Мочевой пузырь давил на глазные яблоки. Шмат людей, втиснутый между стен, источал усталость и панику, вялотекущую, подспудную, но готовую пыхнуть по первому же поводу. Митя нюхал меховой воротник, неожиданно пахнущий пивом, о колено его как плавник большой рыбы бился дипломат. Из множества ощущений, наполнивших его, только одно было приятно: основательно подмороженные ягодицы оттаивали у батареи.
— Третий день не могу попасть.
— У вас что?
— Ребёнок. Надо срочно гражданство оформить. А они запрос теперь делают по месту рождения.
— Зачем?
— Кто ж их знает… Вы можете это понять? Я не могу это понять. А он у меня во Владивостоке родился. Представляете, сколько времени уйдёт, пока эти напишут, а те ответят… А его пригласили по обмену на три месяца. Если за месяц не управимся…
— Ну, это вам к начальнику надо.
— Думаете?
— Знаю.
Митя решил к начальнику сегодня не идти. Решил — безо всякой на то причины, наобум, как в незнакомой карточной игре — начать с малого, с инспектора по гражданству. Ему понравилось название, веское и категоричное: Инспектор По Гражданству. «Инспектор Такой-то. Предъявите-ка ваше гражданство!».
Они стояли у двери номер «два» минут двадцать, но никто не звал их вовнутрь. Мочевой пузырь висел в нём чугунным якорем на тоненькой леске. Скоро терпеть стало совсем невозможно.
— Извините, а где тут туалет?
— Шутишь? Какой туалет? Вишь, даже стульев нет, чтоб присесть. Туалет ему где!
Через некоторое время открылась дверь. Открылась с размаху, и как ложка о холодец, чавкнула о толпу. Никто не издал ни звука.
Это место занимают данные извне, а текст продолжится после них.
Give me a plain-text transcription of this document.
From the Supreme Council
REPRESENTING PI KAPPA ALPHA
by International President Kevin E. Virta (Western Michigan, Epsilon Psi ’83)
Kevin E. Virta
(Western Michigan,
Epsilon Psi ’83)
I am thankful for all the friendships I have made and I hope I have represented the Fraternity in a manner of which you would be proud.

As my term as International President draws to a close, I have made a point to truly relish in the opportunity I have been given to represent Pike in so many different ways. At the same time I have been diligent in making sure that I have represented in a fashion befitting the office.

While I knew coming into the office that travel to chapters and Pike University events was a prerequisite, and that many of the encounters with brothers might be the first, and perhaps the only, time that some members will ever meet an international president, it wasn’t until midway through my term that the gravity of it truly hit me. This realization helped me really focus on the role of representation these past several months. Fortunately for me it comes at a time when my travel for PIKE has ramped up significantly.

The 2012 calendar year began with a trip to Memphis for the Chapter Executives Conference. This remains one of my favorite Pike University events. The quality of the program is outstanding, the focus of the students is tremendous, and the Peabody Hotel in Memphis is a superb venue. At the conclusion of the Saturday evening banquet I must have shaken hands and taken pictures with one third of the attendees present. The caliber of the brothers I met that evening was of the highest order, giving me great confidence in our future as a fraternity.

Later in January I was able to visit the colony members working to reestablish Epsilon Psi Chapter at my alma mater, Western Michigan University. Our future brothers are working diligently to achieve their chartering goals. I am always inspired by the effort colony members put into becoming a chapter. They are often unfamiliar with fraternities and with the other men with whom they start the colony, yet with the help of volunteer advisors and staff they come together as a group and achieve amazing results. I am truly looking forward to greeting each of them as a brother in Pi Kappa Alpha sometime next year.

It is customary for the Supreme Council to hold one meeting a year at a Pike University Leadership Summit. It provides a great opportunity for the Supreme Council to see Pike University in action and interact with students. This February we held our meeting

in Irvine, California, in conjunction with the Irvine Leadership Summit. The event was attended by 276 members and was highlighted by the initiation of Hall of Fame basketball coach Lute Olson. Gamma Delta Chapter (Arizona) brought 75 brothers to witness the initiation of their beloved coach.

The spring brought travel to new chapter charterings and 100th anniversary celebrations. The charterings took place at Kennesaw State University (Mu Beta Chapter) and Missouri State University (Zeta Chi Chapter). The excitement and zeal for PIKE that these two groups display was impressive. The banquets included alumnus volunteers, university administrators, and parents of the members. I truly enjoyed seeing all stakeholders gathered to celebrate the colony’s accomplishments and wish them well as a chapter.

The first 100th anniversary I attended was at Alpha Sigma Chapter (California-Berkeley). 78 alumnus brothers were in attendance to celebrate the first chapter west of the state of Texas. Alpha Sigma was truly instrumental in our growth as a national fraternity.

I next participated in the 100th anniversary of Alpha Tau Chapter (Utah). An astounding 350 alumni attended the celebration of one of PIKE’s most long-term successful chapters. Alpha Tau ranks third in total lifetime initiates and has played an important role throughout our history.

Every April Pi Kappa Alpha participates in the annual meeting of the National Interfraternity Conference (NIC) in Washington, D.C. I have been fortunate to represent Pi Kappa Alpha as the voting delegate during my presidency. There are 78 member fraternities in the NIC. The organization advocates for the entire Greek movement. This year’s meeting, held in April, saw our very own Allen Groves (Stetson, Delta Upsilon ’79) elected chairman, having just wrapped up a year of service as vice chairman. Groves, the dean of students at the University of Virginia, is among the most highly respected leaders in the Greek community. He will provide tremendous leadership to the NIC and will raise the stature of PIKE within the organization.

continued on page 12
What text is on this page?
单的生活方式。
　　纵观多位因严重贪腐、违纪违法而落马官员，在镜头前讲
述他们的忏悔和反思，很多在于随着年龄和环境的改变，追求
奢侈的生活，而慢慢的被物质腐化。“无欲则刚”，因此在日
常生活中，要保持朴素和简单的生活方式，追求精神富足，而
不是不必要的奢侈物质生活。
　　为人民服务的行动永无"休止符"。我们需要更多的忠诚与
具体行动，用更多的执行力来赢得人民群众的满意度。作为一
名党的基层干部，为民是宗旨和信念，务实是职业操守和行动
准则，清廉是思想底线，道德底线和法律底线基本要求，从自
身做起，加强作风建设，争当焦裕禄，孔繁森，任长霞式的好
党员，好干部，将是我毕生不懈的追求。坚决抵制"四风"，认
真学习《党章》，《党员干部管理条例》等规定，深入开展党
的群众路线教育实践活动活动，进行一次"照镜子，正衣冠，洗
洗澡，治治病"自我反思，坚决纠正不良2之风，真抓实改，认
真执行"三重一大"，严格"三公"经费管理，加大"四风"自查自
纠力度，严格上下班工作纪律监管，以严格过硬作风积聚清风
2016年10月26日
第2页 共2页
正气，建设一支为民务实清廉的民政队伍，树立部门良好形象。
— Разошлись! — рявкнул из-за приоткрытой двери знакомый голос. — Дорогу дайте!
Она вышла прямиком на чью-то ногу.
— Да убери свои чувяки, дай пройти!
Движения были нарочито резкие и свободные. В руках у неё был чайник. Она рассекла толпу и скрылась за поворотом.
— Кохда ж пустють?
— А вы спросите.
— Вот сами и спросити.
— Спросите, вы же ближе к двери.
— Я пропущу, колы надо. Пропустить?
— Да ладно, стойте уже. Сами ноют, а сами спросить не могут.
«Почему я оказался здесь? Почему, как ни сопротивляйся, всё равно тебя отыщут, вынут, встряхнут и сунут в самую гущу, в ряд, в колонну, в злые потные очереди? Православные, советский народ, россияне, — а будет одно и тоже: толпа, Ходынка, очередь. Бесконечная очередь за нормальной жизнью».